The Low Arousal Approach is based on the notion that people with behaviours of concern often have trouble regulating affect. They often react to other’s affects by experiencin and expressing the same affect. Affect is always contagious, but most people learn to differentiate between own and other’s affects early in life. Some people don’t. They don’t know if an affect they feel is their own or somebody else’s. That can result in anger if somebody else is angry and telling off the one who tells you off.
We also know that challenging behavior often occurs when the someone experinces a high intensity of affect. Nobody fights when they are relaxed and easy-going. Calm and self-control is connected, and we want the person to be in control of him- or herself, so that they can coorporate with us.
We need to use this knowledge in monitoring our own affect levels. We need to be calm ourselves, but also be aware of the risk of affect contagion from the adult with special needs or the child. We must use methods that protects the person with special needs or child and ourselves from an increase in affect intensity, both in the way we talk to and relate to the child or person with special needs and in our methods concerning challenging and even violent or self-harming behavior.
Low arousal approach is about creating a caring environment charactericed by calm and positive expectations aiming to decrease stress and challenging behavior. The methods load heavily on changing staff and parents´s thoughts and conceptions and on body language, physical distance and conflict evaluation.
Low arousal approach is based on developmental neuropsychology and affect theory, but not only that. There is also an ethical and a philosophical base, that can be described as two principles, the principles of responsibility and control, and a basic assumption about humanity. The philosophical base is:
- You need to feel responsible if you want to change things.
This means that if you want to be able to make an positive change in the lives of apespel with special needs or children in general you need to decide that nothing ever goes wrong because of the adult or child. It is always your fault. It can never be the person´s fault, just like it can never be anybody else´s fault if you have a problem. The reason that this is important is that it is only if it is my fault that it is possible for me to make changes. This means that we do not have unmotivated people with special needs, we only have staff and parents who are not very good at motivating. And there are no naughty or oppositional kids or adults, only staff and parents who are not very good at getting a yes. By adapting this principle in everyday life we are able to improve the lives of people with special needs and families in general.
- You need to be in control of yourself in order to entrust yourself to somebody else.
As staff or parents we often believe that we need to control people with special needs and our children. We are afraid to loose control. Often we try to gain control over the child or adult, sometimes even using force. The problem is that both we and the child or adult looses some control in situations characterised by dominance, discipline or force. Only if the child or adult has full self-control she is able to do what’s expected of her. This mens that every school or care service, and even family, must work towards maximising the self-control of people with special needs.
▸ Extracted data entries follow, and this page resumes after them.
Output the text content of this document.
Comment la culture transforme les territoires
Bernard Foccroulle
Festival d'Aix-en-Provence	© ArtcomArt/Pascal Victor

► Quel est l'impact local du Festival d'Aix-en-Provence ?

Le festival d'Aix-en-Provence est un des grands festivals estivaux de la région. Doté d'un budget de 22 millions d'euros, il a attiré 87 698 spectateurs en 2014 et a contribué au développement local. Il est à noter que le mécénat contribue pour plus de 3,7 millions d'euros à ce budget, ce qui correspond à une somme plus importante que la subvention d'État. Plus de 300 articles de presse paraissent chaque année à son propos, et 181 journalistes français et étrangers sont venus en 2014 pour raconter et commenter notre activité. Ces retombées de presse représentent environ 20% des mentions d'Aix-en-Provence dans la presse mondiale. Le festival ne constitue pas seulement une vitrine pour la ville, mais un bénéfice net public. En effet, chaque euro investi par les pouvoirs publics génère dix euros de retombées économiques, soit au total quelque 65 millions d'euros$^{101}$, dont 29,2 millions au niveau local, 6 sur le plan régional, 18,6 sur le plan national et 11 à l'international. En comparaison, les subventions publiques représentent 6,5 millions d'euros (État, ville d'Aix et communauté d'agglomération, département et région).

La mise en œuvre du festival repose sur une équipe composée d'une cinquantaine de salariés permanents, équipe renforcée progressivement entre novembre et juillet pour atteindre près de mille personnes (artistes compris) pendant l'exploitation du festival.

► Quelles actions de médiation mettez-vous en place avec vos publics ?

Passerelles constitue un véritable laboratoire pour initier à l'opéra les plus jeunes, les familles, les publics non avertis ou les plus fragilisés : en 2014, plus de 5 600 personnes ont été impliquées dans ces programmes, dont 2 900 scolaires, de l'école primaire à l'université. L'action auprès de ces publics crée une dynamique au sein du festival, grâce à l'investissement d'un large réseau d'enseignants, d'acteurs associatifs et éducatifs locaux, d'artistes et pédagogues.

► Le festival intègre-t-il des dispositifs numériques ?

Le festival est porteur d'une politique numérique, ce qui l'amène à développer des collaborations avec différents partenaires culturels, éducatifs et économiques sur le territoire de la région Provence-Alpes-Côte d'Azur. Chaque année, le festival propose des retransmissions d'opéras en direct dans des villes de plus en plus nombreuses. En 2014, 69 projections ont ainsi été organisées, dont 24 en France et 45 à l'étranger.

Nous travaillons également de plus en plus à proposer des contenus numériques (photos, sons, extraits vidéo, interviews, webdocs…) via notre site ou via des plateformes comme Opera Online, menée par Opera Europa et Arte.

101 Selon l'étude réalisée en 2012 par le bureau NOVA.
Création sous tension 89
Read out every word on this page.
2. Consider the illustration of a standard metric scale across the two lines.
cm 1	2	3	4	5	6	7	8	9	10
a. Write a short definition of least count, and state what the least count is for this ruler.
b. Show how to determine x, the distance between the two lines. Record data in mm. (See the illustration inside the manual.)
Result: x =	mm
- People who can behave, do.
The principle is not mine, but Ross W. Greene´s. What it means is that if we believe that people do not want to behave, we have a hard time taking on the responsibility we need to to gain influence. If we on the other hand believe that if somebody doesn’t behave she probably doesn’t have the necessary abilities in order to do what we expected we are suddenly able to gain influence on the behavior. By adjusting our demands, expectations and surroundings we are able to make a positive change. In the fields of care and special education we already know that the people we work with don´t have the same abilities as other people. This view on behavior and will should be easy to grasp in these fields.
All of my methods are based on this philosophical assumptions. The means that I don´t work in a treatment frame. My work is based on the ethical assumption that people with special needs have a right to exist as they are, and that it is the responsibility of staff and parents to secure that right by changing their methods and approach towards them. And this has proven to be very effective. We can significantly decrease and often eliminate violence and self harm by changing the way we work.
The ethical base of my methods I describe as Everyone has the right to say no. The task of the staff is to make the person say yes voluntarily. Every time members of staff or parents tell or ask the child or adult with special needs to do do something, they need to see it as their responsibility that the child or adult says yes, without the use of force or simply demanding. Only by accepting everybody’s right to say no we can get a real and honest yes. The methods we use to get a yes spans from simple uses of language as saying “Let’s go” instead of “Get going” to complex methods as structuring by pictograms and the use of activities with a clear finish right before difficult tasks.
Both the ethical base and the philosophical principles aim towards maintaining the basic rights of people with special needs. Everybody have the right to a good life, all life long.